The post-processing step involves multiple substeps:

  1. Collection of results: Gather relaxed crystal structures and total energies from each VASP directory. For magnetic systems, the magnetic moments are also parsed and stored.

  2. Formation-energy evaluation & convex-hull construction: Compute the formation energy of every structure relative to reference elemental phases, then build (or update) the convex hull for the chemical system. Structures on or near the hull are considered potentially stable; those far above the hull are deemed metastable or unstable.

  3. Selection of promising structures: Identify and copy the candidate structures to a dedicated folder for deeper analysis or experimental follow-up.

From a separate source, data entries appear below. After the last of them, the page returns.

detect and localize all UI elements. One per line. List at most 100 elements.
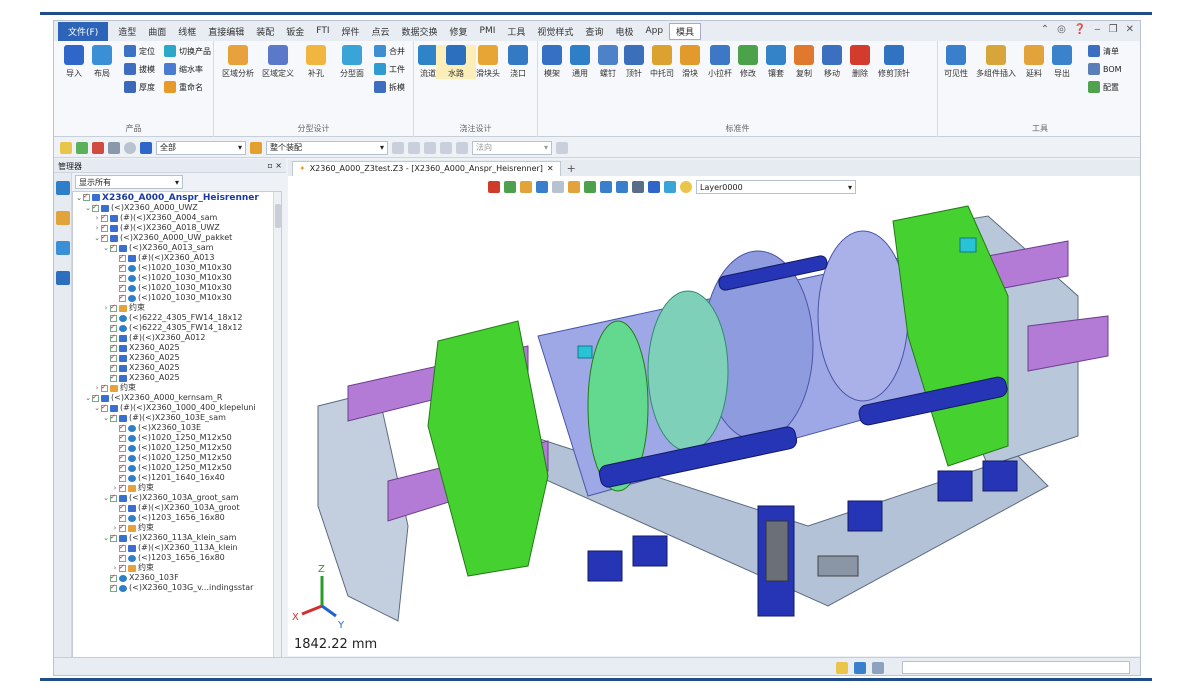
menu-item[interactable]: 点云 (365, 25, 395, 38)
tree-node[interactable]: (<)6222_4305_FW14_18x12 (73, 322, 281, 333)
chevron-down-icon[interactable]: ⌄ (84, 203, 92, 213)
workpiece-button[interactable]: 工件 (374, 63, 405, 75)
menu-item[interactable]: 装配 (250, 25, 280, 38)
chevron-down-icon[interactable]: ⌄ (102, 493, 110, 503)
visibility-checkbox[interactable] (110, 302, 117, 312)
visibility-checkbox[interactable] (119, 562, 126, 572)
collapse-ribbon-icon[interactable]: ⌃ (1041, 24, 1049, 35)
visibility-checkbox[interactable] (110, 492, 117, 502)
chevron-down-icon[interactable]: ⌄ (93, 403, 101, 413)
visibility-checkbox[interactable] (83, 192, 90, 201)
tree-node[interactable]: (<)1020_1030_M10x30 (73, 292, 281, 303)
scope-select[interactable]: 整个装配 ▾ (266, 140, 388, 155)
visibility-checkbox[interactable] (119, 542, 126, 552)
menu-item[interactable]: 焊件 (335, 25, 365, 38)
chevron-right-icon[interactable]: › (102, 303, 110, 313)
snap-icon[interactable] (408, 141, 420, 154)
locate-button[interactable]: 定位 (124, 45, 155, 57)
visibility-checkbox[interactable] (110, 362, 117, 372)
menu-item[interactable]: 造型 (112, 25, 142, 38)
visibility-checkbox[interactable] (110, 572, 117, 582)
direction-select[interactable]: 法向 ▾ (472, 140, 552, 155)
snap-icon[interactable] (424, 141, 436, 154)
visibility-checkbox[interactable] (110, 582, 117, 592)
snap-icon[interactable] (456, 141, 468, 154)
tree-node[interactable]: ⌄ (<)X2360_A013_sam (73, 242, 281, 253)
menu-item[interactable]: 工具 (501, 25, 531, 38)
tree-node[interactable]: ⌄ (<)X2360_A000_UW_pakket (73, 232, 281, 243)
tree-node[interactable]: (<)6222_4305_FW14_18x12 (73, 312, 281, 323)
close-tab-icon[interactable]: ✕ (547, 164, 554, 173)
merge-button[interactable]: 合并 (374, 45, 405, 57)
tree-node[interactable]: X2360_A025 (73, 362, 281, 373)
circle-icon[interactable] (124, 141, 136, 154)
filter-select[interactable]: 全部 ▾ (156, 140, 246, 155)
tree-node[interactable]: (<)1020_1250_M12x50 (73, 442, 281, 453)
settings-icon[interactable]: ◎ (1057, 24, 1066, 35)
tree-node[interactable]: (<)1203_1656_16x80 (73, 512, 281, 523)
command-input[interactable] (902, 661, 1130, 674)
visibility-checkbox[interactable] (119, 482, 126, 492)
menu-item[interactable]: App (639, 26, 669, 36)
visibility-checkbox[interactable] (101, 382, 108, 392)
visibility-checkbox[interactable] (119, 502, 126, 512)
tree-node[interactable]: ⌄ (#)(<)X2360_103E_sam (73, 412, 281, 423)
tree-node[interactable]: (<)1020_1250_M12x50 (73, 432, 281, 443)
chevron-down-icon[interactable]: ⌄ (84, 393, 92, 403)
shape-icon[interactable] (108, 141, 120, 154)
visibility-checkbox[interactable] (110, 342, 117, 352)
patch-hole-button[interactable]: 补孔 (296, 45, 336, 79)
visibility-checkbox[interactable] (101, 212, 108, 222)
menu-item[interactable]: 钣金 (280, 25, 310, 38)
select-icon[interactable] (60, 141, 72, 154)
visibility-checkbox[interactable] (119, 452, 126, 462)
visibility-checkbox[interactable] (119, 252, 126, 262)
visibility-checkbox[interactable] (110, 532, 117, 542)
rename-button[interactable]: 重命名 (164, 81, 203, 93)
restore-icon[interactable]: ❐ (1109, 24, 1118, 35)
tree-node[interactable]: ⌄ (#)(<)X2360_1000_400_klepeluni (73, 402, 281, 413)
tree-node[interactable]: (#)(<)X2360_A013 (73, 252, 281, 263)
chevron-down-icon[interactable]: ⌄ (102, 243, 110, 253)
area-define-button[interactable]: 区域定义 (258, 45, 298, 79)
panel-close-icon[interactable]: ▫ × (267, 161, 282, 170)
tree-node[interactable]: ›约束 (73, 302, 281, 313)
history-tab-icon[interactable] (56, 211, 70, 225)
tree-node[interactable]: (<)1020_1030_M10x30 (73, 282, 281, 293)
visibility-checkbox[interactable] (101, 232, 108, 242)
config-button[interactable]: 配置 (1088, 81, 1119, 93)
area-analysis-button[interactable]: 区域分析 (218, 45, 258, 79)
tree-filter-select[interactable]: 显示所有 ▾ (75, 175, 183, 189)
menu-item[interactable]: FTI (310, 26, 335, 36)
filter-icon[interactable] (140, 141, 152, 154)
layer-tab-icon[interactable] (56, 241, 70, 255)
visibility-checkbox[interactable] (110, 372, 117, 382)
tree-node[interactable]: (<)1201_1640_16x40 (73, 472, 281, 483)
document-tab[interactable]: ✦ X2360_A000_Z3test.Z3 - [X2360_A000_Ans… (292, 160, 561, 176)
3d-viewport[interactable]: Layer0000 ▾ X Y Z 1842.22 mm (288, 176, 1140, 656)
tree-node[interactable]: (#)(<)X2360_103A_groot (73, 502, 281, 513)
trim-ejector-button[interactable]: 修剪顶针 (874, 45, 914, 79)
menu-item[interactable]: 电极 (609, 25, 639, 38)
tree-node[interactable]: (#)(<)X2360_A012 (73, 332, 281, 343)
chevron-down-icon[interactable]: ⌄ (102, 413, 110, 423)
list-button[interactable]: 清单 (1088, 45, 1119, 57)
visibility-checkbox[interactable] (119, 512, 126, 522)
tree-node[interactable]: X2360_A025 (73, 352, 281, 363)
tree-node[interactable]: X2360_A025 (73, 342, 281, 353)
visibility-checkbox[interactable] (119, 552, 126, 562)
assembly-tree-tab-icon[interactable] (56, 181, 70, 195)
visibility-checkbox[interactable] (101, 222, 108, 232)
layout-button[interactable]: 布局 (82, 45, 122, 79)
tree-node[interactable]: (<)1203_1656_16x80 (73, 552, 281, 563)
menu-item[interactable]: PMI (474, 26, 502, 36)
tree-node[interactable]: ›约束 (73, 522, 281, 533)
tree-node[interactable]: (<)1020_1250_M12x50 (73, 462, 281, 473)
chevron-down-icon[interactable]: ⌄ (93, 233, 101, 243)
tree-node[interactable]: (<)X2360_103E (73, 422, 281, 433)
visibility-checkbox[interactable] (119, 422, 126, 432)
tree-node[interactable]: ›约束 (73, 382, 281, 393)
chevron-right-icon[interactable]: › (93, 223, 101, 233)
tree-node[interactable]: X2360_103F (73, 572, 281, 583)
menu-item[interactable]: 视觉样式 (531, 25, 579, 38)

  4. Visualization: Generate an updated phase diagram that plots the convex hull and highlights all computed structures.


7. Check the Results

After the workflow completes, you should verify that all stages ran successfully by inspecting the contents of the work directory (work_dir), the VASP work directory (vasp_work_dir) and the post-processing directory (post_processing_output_dir).

a. Work directory

Inside your specified work_dir, you should see a subdirectory named after the elements string (i.e., Na-B-C) with the following contents:

work_dir/
└── Na-B-H-C
    ├── new/
    ├── POTCAR
    ├── structures/
    └── test_results.csv

b. VASP Directory

Your vasp_work_dir should contain subfolders for VASP calculation outputs and a temporary workspace used during post-processing.

vasp_work_dir/
└── Na-B-H-C
    ├── 1/
    ├── 2/
    ├── 3/
    ├── ...
    ├── 10/
    ├── energy.dat
    ├── mp_int_stable.dat
    ├── stable_phases_work_dir/
    └── vasp_calc_result.csv

Each numbered folder corresponds to a VASP calculation for a selected structure.

c. Final Output

The post-processing output directory should look like the following:

post_processing_out_dir/
├── hull.dat
├── hull_plot.png         # convex-hull phase diagram
├── mp_int_stable.dat
├── NaBHC_quaternary.csv
└── selected/             # candidate structures
Convex-hull phase diagram (example)

Figure – The hull_plot.png file listed above, showing the convex-hull phase diagram generated in this final step.

Your run have to produce this same hull_plot.png.